Von Bäumen, Brezeln und der Ästhetik des O

Vor zwei Wochen bin ich nach München gezogen. Ich hatte das Glück, für diese zwei Wochen bei einer Frau unterzukommen, die hauptberuflich für verzeifelte Menschen da ist und in ihrer Freizeit gerne Tee trinkt, Dinkelkekse isst und Bäume umarmt. Letzteres habe ich an der Uni auch schon gemacht – ein Hoch auf Schlüsselqualifikationen – wir hatten also gleich einen gemeinsamen Nenner. Ich habe dort Schwabing, den Nymphenburger Park und die Münchner Freiheit etwas näher kennen gelernt, das waren für mich vorher Böhmische Dörfer (und das, obwohl ich als Kind ein riesiger Fan der Münchner Freiheit war…).

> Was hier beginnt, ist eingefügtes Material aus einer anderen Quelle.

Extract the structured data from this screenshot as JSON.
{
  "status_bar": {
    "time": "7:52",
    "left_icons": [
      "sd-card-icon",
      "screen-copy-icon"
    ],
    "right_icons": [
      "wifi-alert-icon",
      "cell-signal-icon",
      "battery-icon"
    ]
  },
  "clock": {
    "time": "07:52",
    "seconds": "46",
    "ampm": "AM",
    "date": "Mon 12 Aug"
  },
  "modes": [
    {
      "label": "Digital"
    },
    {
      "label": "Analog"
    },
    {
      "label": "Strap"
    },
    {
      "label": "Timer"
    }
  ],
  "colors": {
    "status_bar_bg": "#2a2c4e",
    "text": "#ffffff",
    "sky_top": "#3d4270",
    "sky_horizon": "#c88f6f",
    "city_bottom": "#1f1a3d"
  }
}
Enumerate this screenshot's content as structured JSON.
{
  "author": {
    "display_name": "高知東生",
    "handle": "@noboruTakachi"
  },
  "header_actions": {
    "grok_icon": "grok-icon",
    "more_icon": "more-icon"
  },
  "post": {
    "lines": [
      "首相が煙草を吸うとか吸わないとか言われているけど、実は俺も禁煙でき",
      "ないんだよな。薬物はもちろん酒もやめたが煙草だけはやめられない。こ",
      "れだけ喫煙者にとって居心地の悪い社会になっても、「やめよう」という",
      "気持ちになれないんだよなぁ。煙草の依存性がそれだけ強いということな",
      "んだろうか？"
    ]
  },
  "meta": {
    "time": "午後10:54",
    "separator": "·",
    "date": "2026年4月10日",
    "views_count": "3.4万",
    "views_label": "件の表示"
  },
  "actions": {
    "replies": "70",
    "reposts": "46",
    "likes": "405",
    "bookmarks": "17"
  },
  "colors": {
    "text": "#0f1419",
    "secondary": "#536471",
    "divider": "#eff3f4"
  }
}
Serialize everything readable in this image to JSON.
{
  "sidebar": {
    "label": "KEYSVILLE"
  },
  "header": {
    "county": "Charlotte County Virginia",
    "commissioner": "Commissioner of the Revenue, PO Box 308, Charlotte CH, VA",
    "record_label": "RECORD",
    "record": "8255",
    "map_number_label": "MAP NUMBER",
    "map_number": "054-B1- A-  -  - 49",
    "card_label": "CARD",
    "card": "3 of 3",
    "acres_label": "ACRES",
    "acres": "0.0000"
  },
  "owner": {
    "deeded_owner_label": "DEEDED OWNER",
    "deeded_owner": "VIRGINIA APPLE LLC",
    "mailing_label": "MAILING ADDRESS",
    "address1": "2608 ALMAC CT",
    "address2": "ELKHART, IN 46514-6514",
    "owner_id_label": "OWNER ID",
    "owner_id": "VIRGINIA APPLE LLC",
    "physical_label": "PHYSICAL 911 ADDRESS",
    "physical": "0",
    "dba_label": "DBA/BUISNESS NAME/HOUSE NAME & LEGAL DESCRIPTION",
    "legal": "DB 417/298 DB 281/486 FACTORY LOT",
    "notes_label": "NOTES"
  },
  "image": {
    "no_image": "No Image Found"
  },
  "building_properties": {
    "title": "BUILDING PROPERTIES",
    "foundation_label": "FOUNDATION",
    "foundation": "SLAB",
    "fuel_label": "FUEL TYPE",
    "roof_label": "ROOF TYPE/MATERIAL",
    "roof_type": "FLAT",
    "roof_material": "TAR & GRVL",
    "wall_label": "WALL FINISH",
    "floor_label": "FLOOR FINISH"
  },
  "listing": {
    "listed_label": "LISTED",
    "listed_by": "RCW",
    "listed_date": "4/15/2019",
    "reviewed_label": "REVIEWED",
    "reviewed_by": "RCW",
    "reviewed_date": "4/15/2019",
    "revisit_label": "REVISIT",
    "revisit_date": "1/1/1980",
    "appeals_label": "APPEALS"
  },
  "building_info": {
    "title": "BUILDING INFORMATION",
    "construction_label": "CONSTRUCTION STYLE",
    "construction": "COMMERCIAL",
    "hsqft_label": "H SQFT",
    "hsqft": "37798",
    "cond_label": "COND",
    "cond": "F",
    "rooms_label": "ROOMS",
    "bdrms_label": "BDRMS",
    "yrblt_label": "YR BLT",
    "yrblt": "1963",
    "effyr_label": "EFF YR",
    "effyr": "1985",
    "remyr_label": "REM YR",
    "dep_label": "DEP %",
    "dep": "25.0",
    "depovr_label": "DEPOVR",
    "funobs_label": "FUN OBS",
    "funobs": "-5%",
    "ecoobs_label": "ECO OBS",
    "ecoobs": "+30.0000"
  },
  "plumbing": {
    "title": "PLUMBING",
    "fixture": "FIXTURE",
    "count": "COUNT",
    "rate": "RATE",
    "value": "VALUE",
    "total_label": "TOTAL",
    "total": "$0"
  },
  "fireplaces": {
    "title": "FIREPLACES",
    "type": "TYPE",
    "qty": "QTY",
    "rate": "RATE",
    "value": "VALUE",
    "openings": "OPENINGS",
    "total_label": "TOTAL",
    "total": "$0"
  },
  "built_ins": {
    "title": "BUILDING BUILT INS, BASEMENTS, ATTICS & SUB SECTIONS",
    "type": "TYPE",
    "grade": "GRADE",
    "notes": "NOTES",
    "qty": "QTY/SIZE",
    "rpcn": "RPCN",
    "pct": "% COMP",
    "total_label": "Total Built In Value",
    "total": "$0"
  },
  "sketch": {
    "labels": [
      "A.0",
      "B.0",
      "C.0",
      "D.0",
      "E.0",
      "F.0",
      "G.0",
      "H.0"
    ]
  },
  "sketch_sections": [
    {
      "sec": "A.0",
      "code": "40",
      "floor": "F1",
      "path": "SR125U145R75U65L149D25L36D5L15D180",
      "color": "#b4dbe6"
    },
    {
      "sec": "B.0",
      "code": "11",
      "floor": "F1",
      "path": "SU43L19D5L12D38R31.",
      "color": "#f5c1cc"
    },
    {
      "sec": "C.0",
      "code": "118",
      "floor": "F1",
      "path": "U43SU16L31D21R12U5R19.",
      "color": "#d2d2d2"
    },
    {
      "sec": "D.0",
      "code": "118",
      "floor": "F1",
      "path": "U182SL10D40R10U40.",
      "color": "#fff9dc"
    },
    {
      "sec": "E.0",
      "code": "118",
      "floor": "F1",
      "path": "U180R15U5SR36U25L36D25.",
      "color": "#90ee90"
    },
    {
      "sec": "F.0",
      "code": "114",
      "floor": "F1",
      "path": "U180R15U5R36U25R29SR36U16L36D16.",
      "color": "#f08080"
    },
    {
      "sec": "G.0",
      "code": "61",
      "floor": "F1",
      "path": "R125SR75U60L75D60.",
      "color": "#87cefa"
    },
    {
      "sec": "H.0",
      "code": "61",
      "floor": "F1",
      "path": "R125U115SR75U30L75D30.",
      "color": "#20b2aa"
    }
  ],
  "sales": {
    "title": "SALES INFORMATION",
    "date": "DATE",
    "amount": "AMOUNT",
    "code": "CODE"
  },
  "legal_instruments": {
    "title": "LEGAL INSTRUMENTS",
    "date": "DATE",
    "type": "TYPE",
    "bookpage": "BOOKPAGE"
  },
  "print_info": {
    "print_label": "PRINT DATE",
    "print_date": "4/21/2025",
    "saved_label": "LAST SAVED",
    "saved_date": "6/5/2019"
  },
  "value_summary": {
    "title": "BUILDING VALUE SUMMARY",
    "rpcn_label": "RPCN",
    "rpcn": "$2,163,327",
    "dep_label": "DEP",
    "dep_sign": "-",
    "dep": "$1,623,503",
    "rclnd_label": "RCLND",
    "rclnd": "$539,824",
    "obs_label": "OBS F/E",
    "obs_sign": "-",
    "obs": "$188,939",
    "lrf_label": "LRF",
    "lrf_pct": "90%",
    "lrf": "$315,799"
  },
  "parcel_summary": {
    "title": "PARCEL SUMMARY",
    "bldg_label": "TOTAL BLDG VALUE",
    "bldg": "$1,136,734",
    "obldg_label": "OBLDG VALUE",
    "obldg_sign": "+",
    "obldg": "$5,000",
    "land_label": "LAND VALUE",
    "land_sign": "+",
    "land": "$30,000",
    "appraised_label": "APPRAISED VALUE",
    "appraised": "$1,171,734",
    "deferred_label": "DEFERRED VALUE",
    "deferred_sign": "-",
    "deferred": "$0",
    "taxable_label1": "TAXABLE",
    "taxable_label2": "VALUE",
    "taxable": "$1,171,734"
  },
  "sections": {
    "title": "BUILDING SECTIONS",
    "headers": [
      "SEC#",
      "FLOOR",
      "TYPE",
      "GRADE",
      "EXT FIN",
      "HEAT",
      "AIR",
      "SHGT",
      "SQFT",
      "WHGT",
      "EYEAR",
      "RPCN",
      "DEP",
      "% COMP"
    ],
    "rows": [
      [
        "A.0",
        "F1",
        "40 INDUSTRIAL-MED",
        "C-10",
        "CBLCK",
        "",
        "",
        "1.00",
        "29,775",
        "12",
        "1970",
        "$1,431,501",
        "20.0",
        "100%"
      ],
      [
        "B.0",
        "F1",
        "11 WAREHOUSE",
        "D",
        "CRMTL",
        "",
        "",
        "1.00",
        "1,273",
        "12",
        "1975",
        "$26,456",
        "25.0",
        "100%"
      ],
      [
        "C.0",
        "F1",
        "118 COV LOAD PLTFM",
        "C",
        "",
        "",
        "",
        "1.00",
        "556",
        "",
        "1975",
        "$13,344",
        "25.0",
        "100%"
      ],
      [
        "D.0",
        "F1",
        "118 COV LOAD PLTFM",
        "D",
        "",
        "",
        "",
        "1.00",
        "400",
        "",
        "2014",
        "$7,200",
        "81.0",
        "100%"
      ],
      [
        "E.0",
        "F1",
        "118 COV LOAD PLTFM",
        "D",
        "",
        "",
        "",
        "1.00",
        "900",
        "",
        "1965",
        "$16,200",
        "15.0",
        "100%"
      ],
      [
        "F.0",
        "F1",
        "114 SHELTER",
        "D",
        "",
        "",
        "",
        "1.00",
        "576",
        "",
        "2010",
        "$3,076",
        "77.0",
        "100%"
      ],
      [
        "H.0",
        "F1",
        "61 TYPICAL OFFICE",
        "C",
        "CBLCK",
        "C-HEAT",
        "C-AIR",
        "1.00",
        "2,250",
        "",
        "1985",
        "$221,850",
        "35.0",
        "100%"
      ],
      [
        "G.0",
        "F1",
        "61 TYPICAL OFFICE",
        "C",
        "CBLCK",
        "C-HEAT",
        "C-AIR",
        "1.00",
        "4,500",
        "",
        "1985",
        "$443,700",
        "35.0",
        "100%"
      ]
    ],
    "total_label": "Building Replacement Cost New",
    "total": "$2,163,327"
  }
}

Mein Job im Goethe-Institut bereitet mir viel Freude. Nicht zuletzt deshalb, weil ich mich mit dem Projekt, an dem ich mitarbeiten darf, ser gut identifizieren kann. Die Arbeit macht mir so viel Spaß, dass ich schon beinahe angefangen habe, über den Büroalltag zu twittern. Frei nach „Mist, der Kaffee ist alle“ oder „Es druckt nicht“. Aber dann bin ich doch noch zur Besinnung gekommen.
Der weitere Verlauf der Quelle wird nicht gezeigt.